= Auto Stacker =

Former automated parking system in Woolwich, South East London in 1960~66

The Auto Stacker, also known as Autostacker, was an ambitious but ill-fated automated parking system in Woolwich, South East London in the early 1960s. The project was initiated by Woolwich Borough Council but failed to work and was demolished in 1965–66.

The Auto Stacker was an automated system for parking cars, and effectively an automated multi-storey car park, using a combination of conveyor belts, lifts and dollies to move vehicles from ground level to one of 256 car park spaces. It was situated above a car showroom, workshop and petrol station on Beresford Street, on the site of the former Empire Theatre. Being situated along the A206 road, close to Woolwich market (Beresford Square) and the town's main shopping street (Powis Street), it was thought that the Auto Stacker, along with the introduction of parking meters, would solve the town's parking problems.
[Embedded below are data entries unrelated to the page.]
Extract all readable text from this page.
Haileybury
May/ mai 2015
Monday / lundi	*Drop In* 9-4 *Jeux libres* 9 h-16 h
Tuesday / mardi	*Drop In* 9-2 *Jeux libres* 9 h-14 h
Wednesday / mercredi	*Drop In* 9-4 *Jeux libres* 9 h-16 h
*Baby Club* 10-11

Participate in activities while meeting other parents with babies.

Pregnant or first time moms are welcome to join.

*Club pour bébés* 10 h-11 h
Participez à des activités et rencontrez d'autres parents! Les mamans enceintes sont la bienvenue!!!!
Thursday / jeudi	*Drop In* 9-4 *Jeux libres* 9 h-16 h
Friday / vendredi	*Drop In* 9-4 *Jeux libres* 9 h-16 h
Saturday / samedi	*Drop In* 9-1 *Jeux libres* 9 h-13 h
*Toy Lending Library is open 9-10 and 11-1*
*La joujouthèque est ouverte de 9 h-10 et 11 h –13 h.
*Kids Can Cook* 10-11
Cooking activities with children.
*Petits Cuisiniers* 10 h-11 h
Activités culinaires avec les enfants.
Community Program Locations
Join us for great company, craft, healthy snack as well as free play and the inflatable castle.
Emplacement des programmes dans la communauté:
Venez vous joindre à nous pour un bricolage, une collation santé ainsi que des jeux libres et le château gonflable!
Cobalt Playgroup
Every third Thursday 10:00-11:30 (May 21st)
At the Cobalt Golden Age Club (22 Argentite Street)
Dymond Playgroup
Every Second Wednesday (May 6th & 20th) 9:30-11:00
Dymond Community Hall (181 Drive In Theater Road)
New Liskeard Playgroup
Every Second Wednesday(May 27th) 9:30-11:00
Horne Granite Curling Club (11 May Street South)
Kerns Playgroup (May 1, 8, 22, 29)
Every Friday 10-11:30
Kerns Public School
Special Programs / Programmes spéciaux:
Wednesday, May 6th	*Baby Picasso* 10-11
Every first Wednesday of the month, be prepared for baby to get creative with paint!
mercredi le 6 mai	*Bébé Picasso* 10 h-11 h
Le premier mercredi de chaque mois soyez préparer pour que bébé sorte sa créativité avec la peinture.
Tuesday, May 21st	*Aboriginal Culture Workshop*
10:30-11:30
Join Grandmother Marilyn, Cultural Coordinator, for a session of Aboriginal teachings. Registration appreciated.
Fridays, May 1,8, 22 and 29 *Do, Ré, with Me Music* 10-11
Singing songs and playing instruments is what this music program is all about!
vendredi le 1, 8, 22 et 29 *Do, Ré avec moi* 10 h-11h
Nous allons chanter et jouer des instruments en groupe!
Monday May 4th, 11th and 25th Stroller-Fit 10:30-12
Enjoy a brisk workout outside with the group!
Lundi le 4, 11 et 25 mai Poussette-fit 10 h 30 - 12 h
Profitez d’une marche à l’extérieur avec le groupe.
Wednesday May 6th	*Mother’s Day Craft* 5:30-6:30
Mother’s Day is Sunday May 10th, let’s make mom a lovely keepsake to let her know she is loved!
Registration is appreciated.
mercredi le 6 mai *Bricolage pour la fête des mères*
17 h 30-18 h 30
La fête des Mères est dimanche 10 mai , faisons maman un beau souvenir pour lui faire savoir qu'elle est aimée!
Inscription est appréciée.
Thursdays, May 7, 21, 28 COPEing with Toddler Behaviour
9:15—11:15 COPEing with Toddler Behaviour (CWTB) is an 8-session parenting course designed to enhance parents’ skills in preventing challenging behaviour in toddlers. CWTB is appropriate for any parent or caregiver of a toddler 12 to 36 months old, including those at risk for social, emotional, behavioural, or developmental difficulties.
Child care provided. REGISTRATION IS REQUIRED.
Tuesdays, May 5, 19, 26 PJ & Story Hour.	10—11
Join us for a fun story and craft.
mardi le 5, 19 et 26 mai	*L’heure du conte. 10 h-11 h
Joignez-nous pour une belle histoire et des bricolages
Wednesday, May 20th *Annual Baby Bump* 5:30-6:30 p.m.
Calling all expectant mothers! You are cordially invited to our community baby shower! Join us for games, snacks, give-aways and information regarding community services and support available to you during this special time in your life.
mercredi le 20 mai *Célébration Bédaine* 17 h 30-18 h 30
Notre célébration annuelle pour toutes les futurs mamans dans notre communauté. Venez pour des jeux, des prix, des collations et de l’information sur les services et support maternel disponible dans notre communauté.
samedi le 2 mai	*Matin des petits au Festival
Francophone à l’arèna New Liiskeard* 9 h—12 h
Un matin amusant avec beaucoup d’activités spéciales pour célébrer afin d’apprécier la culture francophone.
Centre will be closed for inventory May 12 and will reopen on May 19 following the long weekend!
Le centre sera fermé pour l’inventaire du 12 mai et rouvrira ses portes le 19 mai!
The eight-storey Auto Stacker was designed by T. and P. Braddock and built by Mitchell Engineering Company, in collaboration with Shell-Mex & BP. It was built in 1960–61 at a cost of £100,000. It was constructed more or less simultaneously with the comparable Zidpark at Southwark Bridge, a private enterprise. The Woolwich Auto Stacker was officially opened by Princess Margaret on 11 May 1961. At the opening ceremony, the demonstration vehicle got stuck and had to be manhandled in. The mechanism failed to work that evening for Fyfe Robertson's Tonight television show, and the Auto Stacker never functioned properly; it was abandoned within months in 1961 and a few years later demolished at a cost of £60,000.